As a transperson, I recommend all those undergoing hormonal transition to ensure they are followed by an endocrinologist as not all hormones work the same way for all trans people.
Many trans people face challenges in life due to non-recognition by the Mauritian State and are therefore, deprived of many rights; either legal, constitutional, and social. For administrative matters, trans people do not have the freedom to be identified as a third gender; and while using public washrooms, trans people are often kicked out by security guards.
As trans people, we lack the legal support to change our gender marker from Mr. to Mrs. or vice-versa; gender reassignment is not available in Mauritius and breast implants which are possible are not affordable. We also feel stigmatised and discriminated because of our identity. Employers refuse our job applications despite being qualified and skilful.
As a result of these challenges, trans people enter a vicious cycle, whereby we often earn our living through sex work. Societal attitudes towards us leave many with low self-esteem and self-confidence, the feeling of depression and suicidal behaviours. Trans people still face persecutions, mockeries, hate speeches and even violence. Often, the police do not report our complaints, and many times they verbally, if not physically, abuse us.
Yet, there seems to be an improvement over the past five years. Trans people are obtaining move visibility internationally, through the media, at national level, and through pride marches.
My message to the Mauritian State would be to recognise trans people as equally as other human being. It is essential for us that the Government listen to our queries and social realities; only then will they address our demands. Also, legal recognition by the State will lead to a social change in people’s mindsets; a world where there are tolerance and acceptance for everyone regardless of our differences.
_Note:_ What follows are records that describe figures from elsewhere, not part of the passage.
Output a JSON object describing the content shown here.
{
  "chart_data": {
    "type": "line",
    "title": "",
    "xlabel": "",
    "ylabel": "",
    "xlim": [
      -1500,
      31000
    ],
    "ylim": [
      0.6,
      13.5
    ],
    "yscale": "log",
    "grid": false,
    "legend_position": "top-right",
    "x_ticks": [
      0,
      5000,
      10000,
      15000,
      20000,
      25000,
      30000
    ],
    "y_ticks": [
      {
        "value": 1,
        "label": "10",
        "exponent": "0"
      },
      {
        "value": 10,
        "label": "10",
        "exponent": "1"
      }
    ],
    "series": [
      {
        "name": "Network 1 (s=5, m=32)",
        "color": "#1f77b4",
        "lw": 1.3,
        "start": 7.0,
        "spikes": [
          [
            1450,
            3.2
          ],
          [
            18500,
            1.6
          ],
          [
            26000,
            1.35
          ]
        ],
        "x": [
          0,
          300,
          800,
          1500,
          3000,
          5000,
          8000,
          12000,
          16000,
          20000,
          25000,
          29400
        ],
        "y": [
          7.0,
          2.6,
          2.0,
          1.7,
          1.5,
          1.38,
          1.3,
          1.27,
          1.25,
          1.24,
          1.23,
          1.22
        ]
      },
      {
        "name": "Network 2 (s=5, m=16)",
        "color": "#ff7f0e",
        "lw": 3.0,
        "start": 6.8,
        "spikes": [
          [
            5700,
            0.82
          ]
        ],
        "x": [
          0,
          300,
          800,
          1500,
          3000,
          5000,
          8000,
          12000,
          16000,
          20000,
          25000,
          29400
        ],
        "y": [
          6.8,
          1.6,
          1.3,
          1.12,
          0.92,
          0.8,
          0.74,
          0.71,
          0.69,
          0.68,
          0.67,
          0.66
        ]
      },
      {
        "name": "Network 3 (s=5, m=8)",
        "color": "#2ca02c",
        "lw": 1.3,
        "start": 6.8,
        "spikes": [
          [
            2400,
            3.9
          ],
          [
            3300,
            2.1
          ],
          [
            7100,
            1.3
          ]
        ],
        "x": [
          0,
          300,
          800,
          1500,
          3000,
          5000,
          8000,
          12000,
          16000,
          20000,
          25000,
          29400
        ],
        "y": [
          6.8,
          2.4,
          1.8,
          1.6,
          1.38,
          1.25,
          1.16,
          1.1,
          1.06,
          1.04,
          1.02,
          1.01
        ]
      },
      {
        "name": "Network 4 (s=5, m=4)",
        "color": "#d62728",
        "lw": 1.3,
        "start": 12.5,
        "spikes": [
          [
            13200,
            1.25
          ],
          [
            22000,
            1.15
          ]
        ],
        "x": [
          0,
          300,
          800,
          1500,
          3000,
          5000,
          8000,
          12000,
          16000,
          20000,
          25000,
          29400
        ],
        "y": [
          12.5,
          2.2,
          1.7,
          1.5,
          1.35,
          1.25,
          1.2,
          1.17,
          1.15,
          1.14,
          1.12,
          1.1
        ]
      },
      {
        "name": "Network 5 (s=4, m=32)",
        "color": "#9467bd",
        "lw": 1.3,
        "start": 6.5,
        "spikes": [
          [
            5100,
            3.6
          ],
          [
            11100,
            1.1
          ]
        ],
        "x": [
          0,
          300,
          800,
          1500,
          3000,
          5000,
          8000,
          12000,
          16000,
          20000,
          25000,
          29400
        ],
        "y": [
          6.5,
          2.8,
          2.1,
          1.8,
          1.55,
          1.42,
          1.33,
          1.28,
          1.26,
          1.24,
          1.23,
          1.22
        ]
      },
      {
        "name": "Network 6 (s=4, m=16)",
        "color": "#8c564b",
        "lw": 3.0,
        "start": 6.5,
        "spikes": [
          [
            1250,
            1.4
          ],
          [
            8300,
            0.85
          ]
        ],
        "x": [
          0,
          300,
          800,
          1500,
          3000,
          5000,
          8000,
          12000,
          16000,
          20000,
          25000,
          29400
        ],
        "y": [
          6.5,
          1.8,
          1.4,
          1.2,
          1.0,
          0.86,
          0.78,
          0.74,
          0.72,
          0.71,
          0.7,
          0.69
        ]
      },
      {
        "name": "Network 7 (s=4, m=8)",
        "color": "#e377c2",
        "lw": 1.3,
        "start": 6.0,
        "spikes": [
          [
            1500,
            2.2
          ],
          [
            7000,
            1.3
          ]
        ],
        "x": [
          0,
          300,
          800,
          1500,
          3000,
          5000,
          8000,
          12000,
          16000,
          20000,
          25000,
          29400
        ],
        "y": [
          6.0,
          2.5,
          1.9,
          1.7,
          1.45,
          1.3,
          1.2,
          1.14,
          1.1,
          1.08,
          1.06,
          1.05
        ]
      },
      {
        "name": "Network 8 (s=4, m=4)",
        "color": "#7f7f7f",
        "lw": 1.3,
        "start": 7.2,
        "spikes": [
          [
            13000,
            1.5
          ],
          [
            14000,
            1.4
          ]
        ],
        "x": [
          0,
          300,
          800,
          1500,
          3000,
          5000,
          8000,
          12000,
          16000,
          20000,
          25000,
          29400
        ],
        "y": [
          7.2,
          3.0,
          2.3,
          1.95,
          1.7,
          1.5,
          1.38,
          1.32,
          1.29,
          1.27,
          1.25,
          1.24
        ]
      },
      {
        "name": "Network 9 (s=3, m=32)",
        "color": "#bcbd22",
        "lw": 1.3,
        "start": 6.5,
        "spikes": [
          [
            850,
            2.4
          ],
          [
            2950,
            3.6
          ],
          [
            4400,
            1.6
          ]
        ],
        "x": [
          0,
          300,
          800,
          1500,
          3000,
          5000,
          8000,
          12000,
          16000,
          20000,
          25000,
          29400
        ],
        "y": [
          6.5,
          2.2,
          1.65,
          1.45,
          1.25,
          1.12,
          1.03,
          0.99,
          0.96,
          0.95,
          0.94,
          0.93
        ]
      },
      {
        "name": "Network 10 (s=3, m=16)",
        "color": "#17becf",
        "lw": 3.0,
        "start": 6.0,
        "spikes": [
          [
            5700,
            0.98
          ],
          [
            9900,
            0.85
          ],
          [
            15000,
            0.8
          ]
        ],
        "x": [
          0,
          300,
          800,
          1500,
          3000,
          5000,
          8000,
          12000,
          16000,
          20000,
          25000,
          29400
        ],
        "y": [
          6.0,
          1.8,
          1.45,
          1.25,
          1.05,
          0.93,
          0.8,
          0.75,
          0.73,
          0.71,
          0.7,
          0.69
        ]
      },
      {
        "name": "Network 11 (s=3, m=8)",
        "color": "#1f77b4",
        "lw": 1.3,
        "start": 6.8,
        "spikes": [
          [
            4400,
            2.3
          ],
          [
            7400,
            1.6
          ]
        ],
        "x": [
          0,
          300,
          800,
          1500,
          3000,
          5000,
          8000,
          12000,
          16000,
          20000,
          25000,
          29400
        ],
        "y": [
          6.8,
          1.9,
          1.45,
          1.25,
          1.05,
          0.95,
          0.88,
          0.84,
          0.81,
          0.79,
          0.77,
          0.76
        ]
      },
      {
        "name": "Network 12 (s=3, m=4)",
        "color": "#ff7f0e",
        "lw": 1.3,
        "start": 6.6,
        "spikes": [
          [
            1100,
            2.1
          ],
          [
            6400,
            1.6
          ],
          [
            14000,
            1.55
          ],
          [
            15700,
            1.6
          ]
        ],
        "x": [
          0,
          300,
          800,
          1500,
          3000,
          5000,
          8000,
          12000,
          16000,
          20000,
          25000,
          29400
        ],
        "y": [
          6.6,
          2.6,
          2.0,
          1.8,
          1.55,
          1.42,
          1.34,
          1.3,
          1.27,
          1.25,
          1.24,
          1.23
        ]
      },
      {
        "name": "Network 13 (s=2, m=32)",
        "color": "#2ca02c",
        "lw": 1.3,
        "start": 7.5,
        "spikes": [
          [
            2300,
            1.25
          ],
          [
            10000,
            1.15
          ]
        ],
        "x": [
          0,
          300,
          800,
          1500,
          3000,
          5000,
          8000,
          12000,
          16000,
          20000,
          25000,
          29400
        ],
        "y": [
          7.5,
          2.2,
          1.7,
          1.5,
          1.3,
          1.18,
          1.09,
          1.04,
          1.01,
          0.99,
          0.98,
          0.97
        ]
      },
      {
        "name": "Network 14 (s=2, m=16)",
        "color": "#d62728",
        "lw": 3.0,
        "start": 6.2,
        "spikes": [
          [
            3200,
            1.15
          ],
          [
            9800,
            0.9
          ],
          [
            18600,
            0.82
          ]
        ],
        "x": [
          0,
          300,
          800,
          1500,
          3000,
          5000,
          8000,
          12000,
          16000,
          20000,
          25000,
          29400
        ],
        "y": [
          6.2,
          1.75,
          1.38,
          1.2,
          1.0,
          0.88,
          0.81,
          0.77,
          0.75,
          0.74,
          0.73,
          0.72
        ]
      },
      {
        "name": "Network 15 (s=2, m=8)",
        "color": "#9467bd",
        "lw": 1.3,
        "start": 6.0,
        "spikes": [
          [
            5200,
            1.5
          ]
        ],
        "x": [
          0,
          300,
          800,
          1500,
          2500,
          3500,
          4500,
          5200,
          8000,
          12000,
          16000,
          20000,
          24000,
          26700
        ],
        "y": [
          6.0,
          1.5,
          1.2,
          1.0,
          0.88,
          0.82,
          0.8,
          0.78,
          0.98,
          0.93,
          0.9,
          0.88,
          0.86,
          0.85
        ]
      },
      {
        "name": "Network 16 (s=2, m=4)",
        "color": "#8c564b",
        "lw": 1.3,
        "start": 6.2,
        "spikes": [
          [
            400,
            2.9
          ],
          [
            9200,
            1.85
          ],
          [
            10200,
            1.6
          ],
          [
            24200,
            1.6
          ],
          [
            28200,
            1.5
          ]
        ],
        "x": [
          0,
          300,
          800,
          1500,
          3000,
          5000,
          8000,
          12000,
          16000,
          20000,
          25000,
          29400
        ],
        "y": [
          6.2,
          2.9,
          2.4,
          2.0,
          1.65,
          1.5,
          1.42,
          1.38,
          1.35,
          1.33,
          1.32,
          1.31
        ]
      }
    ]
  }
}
My message to the parents of trans people would be to be supportive of their children. We never asked to be born in a wrong body, and transidentity is neither an illness nor a sin. I am immensely grateful to my mother for being there for me whenever I needed and accepting me when she knew my real identity. Without her support, I would not be where I am today and standing on my two feet; instead, I would have lived a life in secrecy, fear, and rejection.
My message to the parents of trans people would be to be supportive of their children. We never asked to be born in a wrong body, and transidentity is neither an illness nor a sin.
For other trans people, my message would be to never give up on life despite all the difficulties we might face. Perseverance is my motto. Do not let others belittle you, knowing your worth is all that matters. Do know that you are not alone; there are organizations which you can turn yourself to for support. Also, empower yourself so that you can stand on your feet and lead the change for a better inclusive world! As a trans person, I want to live my life like everyone else since I have only one! And I want to feel accepted by others the way I carry myself as a trans person.